Maintain liquid reserves, whether cash, stablecoins, or additional crypto, that you can deploy quickly to top up collateral or pay down a loan. The cure window on a margin call is short. If you need to sell other assets, transfer funds between accounts, or wait for a wire to clear, you may not make it in time.

Use Stop-Loss Orders (for Traders)

If you're trading on margin, setting a stop-loss order above your liquidation price can close your position at a manageable loss rather than a total wipeout. This won't help with sudden gaps or extreme slippage during a cascade, but it provides a basic safety net in normal conditions.
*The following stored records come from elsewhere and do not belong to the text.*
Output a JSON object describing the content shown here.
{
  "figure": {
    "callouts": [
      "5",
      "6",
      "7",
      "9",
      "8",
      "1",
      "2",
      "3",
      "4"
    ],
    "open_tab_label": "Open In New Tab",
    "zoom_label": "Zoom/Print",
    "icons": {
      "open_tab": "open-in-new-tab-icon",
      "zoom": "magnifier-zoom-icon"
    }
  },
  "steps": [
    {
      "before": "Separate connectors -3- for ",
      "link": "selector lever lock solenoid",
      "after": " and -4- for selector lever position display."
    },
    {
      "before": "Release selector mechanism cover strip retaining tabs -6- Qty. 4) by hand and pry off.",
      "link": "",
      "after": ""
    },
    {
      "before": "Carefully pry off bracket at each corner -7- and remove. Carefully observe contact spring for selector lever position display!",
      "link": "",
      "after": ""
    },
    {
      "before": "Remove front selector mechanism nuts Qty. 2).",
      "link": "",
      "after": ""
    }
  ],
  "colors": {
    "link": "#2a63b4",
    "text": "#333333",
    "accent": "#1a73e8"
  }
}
What to Do If You Get a Crypto Margin Call

First, check how much time you have. Read the notification carefully and confirm your cure window. On a lending platform, you may have 24 hours or more. On an exchange, you may have minutes.

Second, evaluate your options. Can you deposit additional collateral quickly? Do you have funds available to pay down part of the loan? If not, can you accept a partial liquidation without too much damage?

Third, act fast. In crypto, these windows are short and prices can continue falling. If you have the reserves, adding collateral immediately is usually the simplest path.

Fourth, check whether an extension is available. Some lending platforms allow borrowers to request additional time beyond the standard cure window, though this is never guaranteed and typically won't apply if the position hits the liquidation threshold.

Finally, understand the tax implications. Any liquidation of your crypto collateral is generally treated as a sale, which means it's a taxable event. Consult a tax advisor, especially if the amounts are significant.

Frequently Asked Questions

What LTV ratio triggers a margin call on a crypto loan?

It varies by platform and by asset. Most lenders set the threshold between 65% and 75% LTV. Higher-volatility assets like Solana often have lower thresholds than Bitcoin. Always check the specific terms before borrowing.

How long do I have to respond to a crypto margin call?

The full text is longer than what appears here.